Deborah Shanowitz, program director at the Chabad of Westmount, said the centre decided to bring Bromson to Montreal because he has a very unusual story.

“He was a neo-Nazi who hated Jews and all minorities,” she noted. “After embarking on a path of finding out what it is to be Jewish, he decided to go back and be like his great-grandfather.”

10 Comments

  • B H

    This proves that when someone has the “fire” inside, the passion, it can be directed to good, opposed to being cold and apathetic.

  • Have Kovod for the Tzaddikim and higher

    BS”D
    EVERYONE HAS THE ABILITY TO BE GOOD!
    He is now a Tzaddik Yesod Oilam!
    Do you know how Holy this man is?
    You should be kissing his hands for Brachos!

  • Not Clear

    I don’t get it. So was he Jewish, or just his grandparents?

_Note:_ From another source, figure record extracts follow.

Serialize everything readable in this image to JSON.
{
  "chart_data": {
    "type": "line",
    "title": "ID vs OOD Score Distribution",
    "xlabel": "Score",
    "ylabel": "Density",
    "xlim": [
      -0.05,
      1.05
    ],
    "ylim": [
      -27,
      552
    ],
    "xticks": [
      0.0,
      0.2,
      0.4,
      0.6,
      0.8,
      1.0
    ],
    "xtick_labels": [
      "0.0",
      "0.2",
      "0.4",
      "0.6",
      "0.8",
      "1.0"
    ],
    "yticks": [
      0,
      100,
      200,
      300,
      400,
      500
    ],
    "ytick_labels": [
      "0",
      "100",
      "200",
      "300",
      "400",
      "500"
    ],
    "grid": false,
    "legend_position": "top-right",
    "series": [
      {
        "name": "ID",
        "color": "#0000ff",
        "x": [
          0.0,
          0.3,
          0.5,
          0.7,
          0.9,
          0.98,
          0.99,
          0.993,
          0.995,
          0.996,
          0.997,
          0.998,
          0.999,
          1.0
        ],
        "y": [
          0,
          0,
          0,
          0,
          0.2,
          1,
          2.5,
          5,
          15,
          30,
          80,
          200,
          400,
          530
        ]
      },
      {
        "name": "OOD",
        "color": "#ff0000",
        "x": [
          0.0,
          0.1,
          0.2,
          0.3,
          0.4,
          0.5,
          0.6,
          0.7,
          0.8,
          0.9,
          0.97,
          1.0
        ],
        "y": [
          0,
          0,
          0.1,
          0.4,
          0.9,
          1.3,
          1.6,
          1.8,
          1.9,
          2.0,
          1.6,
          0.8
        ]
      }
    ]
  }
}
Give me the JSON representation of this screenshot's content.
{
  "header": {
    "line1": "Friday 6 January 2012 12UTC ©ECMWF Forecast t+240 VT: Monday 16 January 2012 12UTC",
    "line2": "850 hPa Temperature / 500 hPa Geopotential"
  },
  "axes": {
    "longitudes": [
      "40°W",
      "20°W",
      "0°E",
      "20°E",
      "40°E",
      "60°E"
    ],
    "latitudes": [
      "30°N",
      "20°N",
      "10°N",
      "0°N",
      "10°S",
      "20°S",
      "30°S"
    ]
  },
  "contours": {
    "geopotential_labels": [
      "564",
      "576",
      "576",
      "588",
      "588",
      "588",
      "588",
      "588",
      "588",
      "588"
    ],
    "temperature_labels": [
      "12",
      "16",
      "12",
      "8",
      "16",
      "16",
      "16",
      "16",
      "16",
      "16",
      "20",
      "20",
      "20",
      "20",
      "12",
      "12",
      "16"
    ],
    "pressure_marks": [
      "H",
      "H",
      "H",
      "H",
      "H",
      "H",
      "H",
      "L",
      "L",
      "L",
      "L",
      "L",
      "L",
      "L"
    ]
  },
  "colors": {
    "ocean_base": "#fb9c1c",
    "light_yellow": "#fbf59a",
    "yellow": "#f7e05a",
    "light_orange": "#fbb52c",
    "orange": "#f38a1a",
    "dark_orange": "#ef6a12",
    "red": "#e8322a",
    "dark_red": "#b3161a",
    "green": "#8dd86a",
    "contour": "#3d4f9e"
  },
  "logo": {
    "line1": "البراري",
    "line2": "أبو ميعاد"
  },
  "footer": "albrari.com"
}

And if he was Jewish why would he have to convert?

  • BH

    incredible. BH for him, and its a zechus to have him with Am Yisroel. IY”H he should help other yidden come closer!

  • article is incorrect

    the Gazette got it wrong- He never converted both his mother and father were Jewish…

  • hate is jealousy

    So hatred for Jews is really just jealousy, but when he found out he was one, he changed his tune. The whole world really wishes they have what we have. Hate is a form of jealousy.

  • Not Converted

    The reporter in the story was not Jewish. Upon hearing that his mother was a practicing Catholic (although she was Jewish by birth) she assumed that he “converted” and put it in the story.
    The reality is that he, of course, was Jewish and did not convert, though he had a bris milah, since his parents did not give him one.